According to the Florida Department of Highway Safety and Motor Vehicles, there were nearly 219,000 new motorcycle registrations (this includes scooters) in Florida in 2000. Last year, the number nearly doubled to more than 417,000. While new motorcycle registrations were up almost 91 percent over the five-year period, new car registrations rose just 18 percent.

Frank Penela, a department spokesman, said there is no definitive data on why sales are soaring.

"There's probably anecdotal evidence that gas prices are playing a significant role," he said. "But it also could be the popularity of TV shows like American Chopper and Southern Chopper that draw people to cycles and scooters."

According to Mike Mount, spokesman for the national Motorcycle Industry Council, the sales spurt in cycles and scooters actually began in the early 1990s.

"In 1992, 278,000 units were sold nationwide," Mount said. "We just got the preliminary figures for 2004, 1.48-million. They're economical and they're a lot of fun. A cycle is the ultimate convertible."

Aaron Ross, assistant sales manager at Barney's, a motor sports dealer on Gandy Boulevard in St. Petersburg, said cycles have become mainstream.

"A lot of people are getting into it to save money on gasoline. We hear that a lot," Ross said. "They feel comfortable doing it because it's more acceptable than it used to be. There's still that hard core out there, but now there's something for everyone."

Motor scooters tend to be smaller, lighter and less powerful than motorcycles. Most scooters have automatic transmissions that don't require shifting like motorcycles, though cycle fans say shifting is half the fun of riding.

Scooters have a step-through design, making them easier to mount and dismount than cycles that require riders to throw a leg over the bike. For women who commute, the step-through design makes scooters easier to ride in a dress.

Scooters with engines smaller than 50cc don't require a driver's license to ride, though they do require license tags. They are legal on streets, but have top speeds of 40 to 45 mph. Larger scooters are capable of top speeds in excess of 100 mph.

Rusnak paid $900 for her used Express. New scooters start at under $1,500. The largest scooters, a 582cc Honda and a 638cc Suzuki, run around $8,000 new.

"There are a lot of choices now and more coming," said Ross. "We're seeing motorcycles with automatic transmissions and scooters with larger and larger engines."

Mike Wolf, general manager of the Vespa motor scooter store on Spruce Street in Tampa, said a lot of his customers mention gas prices as a reason for getting scooters.
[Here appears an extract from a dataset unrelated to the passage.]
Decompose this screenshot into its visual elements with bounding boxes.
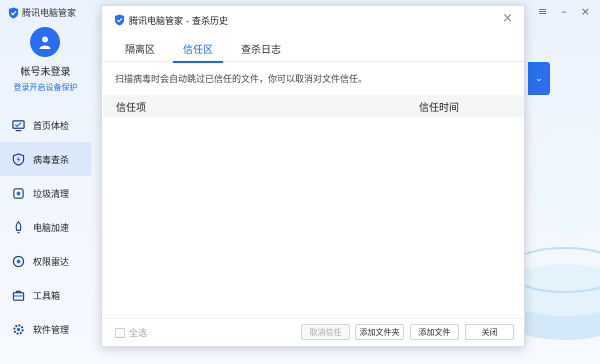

Lynch says that when he was shopping for a scooter for the Alaska trip, fuel economy and comfort were his main concerns.

Lynch, who bought his 150cc Vespa from Wolf, said he routinely gets 70 miles to the gallon in Florida, where the terrain is flat. He averaged 55-60 mpg on the Alaska trip.

"At today's prices, 70 miles to the gallon sounds a lot better than 17 to 20," Wolf said. "We've been selling a lot of units to people who've never owned a cycle or a scooter before, or haven't had one in 20 years. And age doesn't seem to matter. I've got one customer who's 70."

According to the Motorcycle Industry Council, 7.5 percent of scooter owners in 1990 were retirees. In 2003 it was 22 percent. While most riders of all ages are men, nearly one in four is female. More than half are married, and 38 percent went to college.

As for Lynch, he is now preparing to leave - on his scooter - for Ushuaia, the capital of Tierra del Fuego, located on the southern tip of South America where the Atlantic and Pacific oceans meet. He will be 61 when he makes the attempt in the fall.

Said Lynch: "I want to be able to say I've ridden from the northern edge of the world to the southern edge."